Not without effort, Bagnall ignored the gunner’s interruption. “Not quite what I meant, Ken, but close enough. Paris stood for good times-Gay Paree and all that. You always had the feeling everybody who lived here knew how to enjoy himself better than you did. Lord knows whether it was really true, but you always thought so. You don’t, now.”

“Hard to be gay when you’re hungry and occupied,” Alf Whyte said.

“Occupied, yes,” Ken Embry said softly. “Straighten up, lads, here comes Jerry himself. Let’s look like soldiers for him, shall we?”

The German infantry of propaganda photographs looked more machined than born of man and woman: all lines and angles; all motions completely identical; hard, expressionless faces under coalscuttle helmets that added a final intimidating touch. The squad ambling up the street toward the aircrew fell a good ways short of Herr Goebbels’ ideal. A couple of them were fat; one wore a mustache that had more gray than brown in it. Several had the top, buttons of their tunics undone, something a Goebbels soldier would sooner have been shot than imagine. Some were missing buttons altogether; most had boots that wanted polishing.

Third-line troops, Bagnall realized, maybe fourth-. The real German army, the past year, was locked in battle with the Russians or grinding now forward, now back across the Sahara. Beaten France got the dregs of German manpower. Bagnall wondered how happy these Occupation warriors were at the prospect of holding back the Lizards, a worse enemy than the Red Army ever dreamed of being.

He also wondered, rather more to the point, if the tacit Anglo-German truce held on the ground as well as in the air. The Germans up ahead might be overage and overweight, but they all carried Mauser rifles, which made the aircrew’s pistols seem like toys by comparison.

The Feldwebel in charge of the German squad owned a belly that made him look as if he were in a family way. He held up a hand to rein in his men, then approached the British fliers alone. He had three chins and his eyes were pouchy, but they were also very shrewd; Bagnall would not have wanted to sit down at a card table with him.

“Sprechen Sie deutsch?” the sergeant asked.

The Englishmen looked at one another. They all shook their heads. Ken Embry asked, “Do any of your men speak English? Or parlez-vous francais?”

The Felwebel shook his head; his flabby flesh wobbled. But, as Bagnall had suspected, he was a resourceful fellow. He went back to his squad, growled at his men. They hurried into shops on the boulevard. In less than a minute, one of the soldiers emerged with a thin, frightened-looking Frenchman whose enormous ears looked ready to sail him away on the slightest breeze.

That, however, was not why the soldier had grabbed him. He proved to speak not only French but also fluent German. The Feldwebel spoke through him: “There is a Soldatenheim, a military canteen, at the Cafe Wepler, Place Clichy. That is where English fliers are being dealt with. You will please come with us.”

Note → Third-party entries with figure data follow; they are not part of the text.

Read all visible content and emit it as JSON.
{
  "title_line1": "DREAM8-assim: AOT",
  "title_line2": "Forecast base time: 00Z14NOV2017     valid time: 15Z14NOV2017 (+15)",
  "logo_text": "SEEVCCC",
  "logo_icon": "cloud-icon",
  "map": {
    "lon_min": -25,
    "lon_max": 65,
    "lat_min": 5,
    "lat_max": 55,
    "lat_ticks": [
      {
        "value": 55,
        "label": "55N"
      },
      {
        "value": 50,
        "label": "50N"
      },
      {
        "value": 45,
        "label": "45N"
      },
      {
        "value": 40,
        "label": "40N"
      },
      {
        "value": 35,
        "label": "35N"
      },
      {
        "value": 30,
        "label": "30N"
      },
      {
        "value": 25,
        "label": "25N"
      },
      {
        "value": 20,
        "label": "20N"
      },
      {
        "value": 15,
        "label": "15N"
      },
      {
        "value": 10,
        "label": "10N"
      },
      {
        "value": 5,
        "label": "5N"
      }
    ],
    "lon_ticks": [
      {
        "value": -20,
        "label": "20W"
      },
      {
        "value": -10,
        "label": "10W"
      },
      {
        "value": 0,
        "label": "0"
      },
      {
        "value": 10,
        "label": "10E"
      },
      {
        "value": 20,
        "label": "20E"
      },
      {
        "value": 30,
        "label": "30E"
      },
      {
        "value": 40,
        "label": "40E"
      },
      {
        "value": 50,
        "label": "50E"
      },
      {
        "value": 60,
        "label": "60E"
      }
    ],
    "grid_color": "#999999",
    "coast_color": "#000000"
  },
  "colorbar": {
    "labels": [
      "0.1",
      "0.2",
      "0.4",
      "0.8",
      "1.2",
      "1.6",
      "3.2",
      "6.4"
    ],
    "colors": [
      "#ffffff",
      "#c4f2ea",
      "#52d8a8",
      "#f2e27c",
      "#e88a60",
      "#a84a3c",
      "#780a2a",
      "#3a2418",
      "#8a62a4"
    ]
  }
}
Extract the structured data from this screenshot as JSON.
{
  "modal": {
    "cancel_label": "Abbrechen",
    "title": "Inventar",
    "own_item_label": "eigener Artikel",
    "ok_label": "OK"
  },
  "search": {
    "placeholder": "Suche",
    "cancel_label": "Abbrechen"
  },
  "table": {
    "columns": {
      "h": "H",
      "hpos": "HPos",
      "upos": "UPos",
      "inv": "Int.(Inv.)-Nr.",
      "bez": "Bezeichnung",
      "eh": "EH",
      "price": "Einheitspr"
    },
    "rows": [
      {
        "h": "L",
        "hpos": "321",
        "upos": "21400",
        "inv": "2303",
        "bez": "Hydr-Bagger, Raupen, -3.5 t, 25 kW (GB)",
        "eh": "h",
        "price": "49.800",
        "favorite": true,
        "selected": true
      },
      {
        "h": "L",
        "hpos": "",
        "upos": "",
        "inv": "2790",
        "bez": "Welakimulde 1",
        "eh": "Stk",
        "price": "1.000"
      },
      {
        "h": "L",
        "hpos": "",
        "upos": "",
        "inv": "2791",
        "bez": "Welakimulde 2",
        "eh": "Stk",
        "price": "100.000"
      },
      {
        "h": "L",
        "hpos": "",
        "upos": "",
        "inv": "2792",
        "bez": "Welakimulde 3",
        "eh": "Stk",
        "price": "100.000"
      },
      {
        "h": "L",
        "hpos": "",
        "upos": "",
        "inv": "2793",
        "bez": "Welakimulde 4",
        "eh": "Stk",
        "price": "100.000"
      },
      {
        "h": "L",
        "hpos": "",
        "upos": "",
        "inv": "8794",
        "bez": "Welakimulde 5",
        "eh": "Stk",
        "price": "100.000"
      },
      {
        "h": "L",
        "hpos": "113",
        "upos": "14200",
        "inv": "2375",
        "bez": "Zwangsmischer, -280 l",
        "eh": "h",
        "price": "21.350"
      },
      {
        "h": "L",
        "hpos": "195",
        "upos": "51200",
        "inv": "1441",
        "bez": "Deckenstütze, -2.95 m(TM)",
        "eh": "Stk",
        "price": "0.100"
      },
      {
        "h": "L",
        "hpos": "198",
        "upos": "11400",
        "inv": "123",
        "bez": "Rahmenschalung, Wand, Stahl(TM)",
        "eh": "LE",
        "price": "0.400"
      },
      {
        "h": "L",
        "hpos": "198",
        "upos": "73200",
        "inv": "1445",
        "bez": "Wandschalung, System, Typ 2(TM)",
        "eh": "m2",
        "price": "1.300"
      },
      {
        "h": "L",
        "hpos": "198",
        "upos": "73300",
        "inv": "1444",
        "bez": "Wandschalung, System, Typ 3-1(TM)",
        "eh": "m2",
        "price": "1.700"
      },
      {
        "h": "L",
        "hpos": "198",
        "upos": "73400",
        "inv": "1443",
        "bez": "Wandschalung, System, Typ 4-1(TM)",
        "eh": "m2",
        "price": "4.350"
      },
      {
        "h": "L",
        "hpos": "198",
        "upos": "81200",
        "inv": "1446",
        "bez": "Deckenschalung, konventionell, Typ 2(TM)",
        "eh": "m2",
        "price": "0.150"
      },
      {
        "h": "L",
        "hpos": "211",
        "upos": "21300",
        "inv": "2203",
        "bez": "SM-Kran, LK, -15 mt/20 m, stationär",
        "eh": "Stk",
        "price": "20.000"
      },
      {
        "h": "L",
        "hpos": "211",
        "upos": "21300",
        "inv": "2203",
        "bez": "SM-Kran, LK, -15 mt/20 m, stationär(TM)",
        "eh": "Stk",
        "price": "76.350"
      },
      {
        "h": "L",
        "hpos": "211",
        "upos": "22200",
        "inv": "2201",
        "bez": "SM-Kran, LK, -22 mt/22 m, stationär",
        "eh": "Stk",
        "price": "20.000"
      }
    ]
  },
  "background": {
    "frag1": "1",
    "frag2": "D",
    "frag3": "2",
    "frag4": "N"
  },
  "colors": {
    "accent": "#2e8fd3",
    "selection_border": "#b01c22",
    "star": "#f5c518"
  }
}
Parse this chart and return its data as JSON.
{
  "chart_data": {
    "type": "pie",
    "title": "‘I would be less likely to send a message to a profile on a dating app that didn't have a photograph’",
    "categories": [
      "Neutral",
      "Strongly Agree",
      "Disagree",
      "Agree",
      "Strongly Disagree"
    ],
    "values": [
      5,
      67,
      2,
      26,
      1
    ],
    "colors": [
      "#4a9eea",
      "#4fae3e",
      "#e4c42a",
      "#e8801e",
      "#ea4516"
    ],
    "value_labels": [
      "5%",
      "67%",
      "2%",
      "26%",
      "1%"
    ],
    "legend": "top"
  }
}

“Are we prisoners?” Bagnall asked.

The Frenchman relayed the question to the German sergeant. He was more at ease now that he saw be was to serve as interpreter rather than, say, hostage. The sergeant answered, “No, you are not prisoners. You are guests. But this is not your country, and you will come with us.”

It did not sound like a request. In English, Embry said, “Shall I point out it’s not his bloody country, either?” With the rest of the aircrew, Bagnall considered that. The Germans had his comrades outnumbered and outgunned. No one said anything. The pilot sighed and returned to French: “Tell the sergeant we will go with him.”

“Gut, gut,” the Feldwebel said expansively, cradling that vast belly of his as if it were indeed a child. He also ordered the Frenchman to come along so he could keep on interpreting. The fellow cast a longing glance back at his little luggage store, but had no choice save to obey.

It was a long walk the Soldatenheim lay on the right bank of the Seine, north and east of the Arc de Triomphe. The Germans and the English had both respected the monuments of Paris. The Lizards knew no such compunctions; a chunk had been torn out of the Arc, like a cavity in a rotting tooth. The Eiffel Tower still stood, but Bagnall wondered how many days more it would dominate the Paris skyline.

In the end, though, what lay longest in the flight engineer’s memory about the journey to the canteen was a small thing: an old man with a bushy white mustache walking slowly along the street. At first glance, he looked like Marshal Petain, or anyone’s favorite grandfather. He carried a stick, and wore a homburg and an elegant, double-breasted pinstripe suit with knife-sharp creases. On the left breast pocket of that suit was sewn a yellow six-pointed star with one word: Juif.